New York regulators set to approve 110 new Cannabis licenses
New York Set to Expand Recreational Marijuana Market with Approval of 110 New Business Licenses.
While the New York recreational marijuana market launch has been under fire in recent weeks – including from Gov. Kathy Hochul herself – regulators are set to greatly expand the industry with the approval of 110 new business licenses at a Friday meeting.
On the agenda
On the agenda for the New York Cannabis Control Board – which is set to meet at 11 a.m. Friday in Troy – are approvals for 24 cultivators, nine distributors, 27 microbusinesses, 12 processors and 38 retailers.
The CCB meeting is the first since another scheduled for Jan. 24 was canceled at the last minute, reportedly at the behest of an irate governor, who later told The Buffalo News editorial board she was expecting the board to approve around 400 retail licenses. The CCB agenda for the canceled January meeting had just five cultivators, two microbusinesses, three processors, and three retailers set to be approved, making this week’s meeting an enormously different market expansion.
But there are still likely to be hiccups, attorney Neil Willner said after looking at the Friday CCB agenda.
Too close for comfort
For one thing, although all 38 retailers up for licensure on Friday are from the November 2023 cohort of applicants – which were all required to have retail locations locked down prior to filing their license applications – 13 of them are slated to only be awarded “provisional” licenses, meaning their proposed locations are too close to other legal cannabis shops, violating the setback rules for legal marijuana stores.
Under New York regulations, each dispensary has to be at least 1,000 feet away from another dispensary in any municipality with more than 20,000 residents – including New York City – while dispensaries in towns with less than 20,000 residents must be 2,000 feet apart.
That leaves the 13 provisional retailers with a choice: Either try to find a new site for a dispensary, or wait for the CCB and the Office of Cannabis Management to create an appeals process for licensees to formally request a waiver or exemption from the zoning rules.
The proximity problem is an issue that’s already cropped up in New York, and likely will remain one for a lot of the retailers who are yet to win permits.
“It’s going to be difficult. Real estate has been one of the most difficult issues facing retailers throughout this process,” Willner said. “There is no formal appeals process yet. … As an industry, we don’t know what that’s going to look like.”
The good news, Willner said, is that the 13 will have time to figure it out.
“Because they’re provisional licensees, they’ll have 12 months to find a location, which is certainly more than enough time to try and accomplish both, to start an appeal and to start looking for new property,” he said.
The OCM plans to issue 250 retail licenses and 110 microbusiness permits for the November cohort of applicants, officials announced last month.
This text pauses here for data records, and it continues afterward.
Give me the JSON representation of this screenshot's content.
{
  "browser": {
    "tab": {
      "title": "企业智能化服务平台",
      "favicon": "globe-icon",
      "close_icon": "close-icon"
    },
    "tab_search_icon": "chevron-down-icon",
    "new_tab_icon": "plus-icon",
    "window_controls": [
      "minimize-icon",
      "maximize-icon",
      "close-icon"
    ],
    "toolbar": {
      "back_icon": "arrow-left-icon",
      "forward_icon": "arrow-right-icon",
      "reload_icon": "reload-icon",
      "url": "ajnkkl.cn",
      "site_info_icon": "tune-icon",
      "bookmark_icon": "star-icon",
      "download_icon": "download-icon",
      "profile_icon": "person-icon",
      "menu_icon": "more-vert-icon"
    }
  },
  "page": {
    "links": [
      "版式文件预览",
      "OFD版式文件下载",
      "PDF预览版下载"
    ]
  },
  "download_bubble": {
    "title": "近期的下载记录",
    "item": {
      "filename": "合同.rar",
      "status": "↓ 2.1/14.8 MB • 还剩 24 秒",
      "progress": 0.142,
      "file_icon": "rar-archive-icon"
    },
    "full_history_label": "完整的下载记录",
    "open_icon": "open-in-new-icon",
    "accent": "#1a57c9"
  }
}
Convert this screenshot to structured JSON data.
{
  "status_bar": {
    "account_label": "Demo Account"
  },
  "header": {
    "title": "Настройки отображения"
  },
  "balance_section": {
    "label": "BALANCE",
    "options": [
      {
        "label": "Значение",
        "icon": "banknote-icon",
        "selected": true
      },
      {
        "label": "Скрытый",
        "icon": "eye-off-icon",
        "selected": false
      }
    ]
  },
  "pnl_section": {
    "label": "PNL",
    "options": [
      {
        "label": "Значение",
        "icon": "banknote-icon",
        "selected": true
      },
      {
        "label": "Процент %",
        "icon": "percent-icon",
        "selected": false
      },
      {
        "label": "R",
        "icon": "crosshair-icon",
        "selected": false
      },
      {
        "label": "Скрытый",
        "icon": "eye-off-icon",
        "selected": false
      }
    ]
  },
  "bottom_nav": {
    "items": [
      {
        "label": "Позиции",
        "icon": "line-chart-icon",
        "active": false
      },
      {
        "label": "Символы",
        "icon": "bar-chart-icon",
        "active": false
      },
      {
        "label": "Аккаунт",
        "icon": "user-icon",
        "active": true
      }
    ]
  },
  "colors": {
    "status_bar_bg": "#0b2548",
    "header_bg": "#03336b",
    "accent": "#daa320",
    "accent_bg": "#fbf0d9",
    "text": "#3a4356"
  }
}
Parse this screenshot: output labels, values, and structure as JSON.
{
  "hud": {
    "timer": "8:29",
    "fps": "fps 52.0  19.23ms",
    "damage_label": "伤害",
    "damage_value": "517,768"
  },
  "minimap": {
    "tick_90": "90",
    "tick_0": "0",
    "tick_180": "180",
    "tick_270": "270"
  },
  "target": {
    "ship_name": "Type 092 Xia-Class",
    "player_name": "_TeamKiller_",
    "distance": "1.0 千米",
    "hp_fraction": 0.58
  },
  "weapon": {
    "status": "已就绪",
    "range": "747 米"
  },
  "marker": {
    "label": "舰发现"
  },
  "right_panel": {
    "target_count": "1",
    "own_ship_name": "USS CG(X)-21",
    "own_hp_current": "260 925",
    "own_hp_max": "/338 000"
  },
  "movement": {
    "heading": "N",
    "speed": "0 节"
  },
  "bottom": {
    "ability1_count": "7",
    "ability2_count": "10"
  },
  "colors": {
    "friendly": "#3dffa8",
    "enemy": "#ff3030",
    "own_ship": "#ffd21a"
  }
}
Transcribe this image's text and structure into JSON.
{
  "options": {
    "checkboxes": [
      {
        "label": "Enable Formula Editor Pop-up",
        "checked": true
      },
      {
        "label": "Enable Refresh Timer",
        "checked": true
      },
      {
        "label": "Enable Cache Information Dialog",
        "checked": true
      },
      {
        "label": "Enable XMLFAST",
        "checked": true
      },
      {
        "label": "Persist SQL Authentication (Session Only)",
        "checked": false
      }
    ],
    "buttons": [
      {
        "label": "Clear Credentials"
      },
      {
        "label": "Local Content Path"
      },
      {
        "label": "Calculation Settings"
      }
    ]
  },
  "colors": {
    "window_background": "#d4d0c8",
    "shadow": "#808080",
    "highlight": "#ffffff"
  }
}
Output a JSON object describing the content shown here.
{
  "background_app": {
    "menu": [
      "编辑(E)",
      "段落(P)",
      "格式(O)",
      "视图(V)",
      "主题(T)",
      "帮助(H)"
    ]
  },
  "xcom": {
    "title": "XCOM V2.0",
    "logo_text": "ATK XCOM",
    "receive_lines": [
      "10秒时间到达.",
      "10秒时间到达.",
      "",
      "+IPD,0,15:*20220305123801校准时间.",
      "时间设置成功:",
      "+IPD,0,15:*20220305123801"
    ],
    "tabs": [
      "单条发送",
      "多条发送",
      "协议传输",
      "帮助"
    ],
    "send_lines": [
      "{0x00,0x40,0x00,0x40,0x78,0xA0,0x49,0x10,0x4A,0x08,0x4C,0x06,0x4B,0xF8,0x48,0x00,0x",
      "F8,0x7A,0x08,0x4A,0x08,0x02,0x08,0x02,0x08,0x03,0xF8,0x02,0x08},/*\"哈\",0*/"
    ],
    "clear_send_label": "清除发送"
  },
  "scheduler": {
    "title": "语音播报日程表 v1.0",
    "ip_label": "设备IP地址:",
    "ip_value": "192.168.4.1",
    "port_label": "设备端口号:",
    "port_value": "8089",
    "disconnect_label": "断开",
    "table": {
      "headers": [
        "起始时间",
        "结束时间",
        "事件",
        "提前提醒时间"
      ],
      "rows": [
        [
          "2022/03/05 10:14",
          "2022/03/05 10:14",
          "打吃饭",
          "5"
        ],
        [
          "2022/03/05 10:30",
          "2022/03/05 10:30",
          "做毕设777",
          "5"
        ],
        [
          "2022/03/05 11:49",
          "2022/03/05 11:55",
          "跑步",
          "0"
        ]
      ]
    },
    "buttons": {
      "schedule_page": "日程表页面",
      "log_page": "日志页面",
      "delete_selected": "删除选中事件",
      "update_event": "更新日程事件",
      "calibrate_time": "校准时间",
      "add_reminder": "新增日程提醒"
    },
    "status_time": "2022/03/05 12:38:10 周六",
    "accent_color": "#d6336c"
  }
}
They plan to award another 450 retail permits for those who applied by Dec. 18, according to court records in one of the lawsuits the OCM has been battling.
The agency received over 4,300 retail applications last year, along with another 1,300 for microbusinesses, about 530 for processors, 365 for cultivators and 350 for distributors, for a total of just under 7,000 business license requests.
As of Feb. 9, there are just 65 legal recreational marijuana retailers operating in New York, according to the OCM.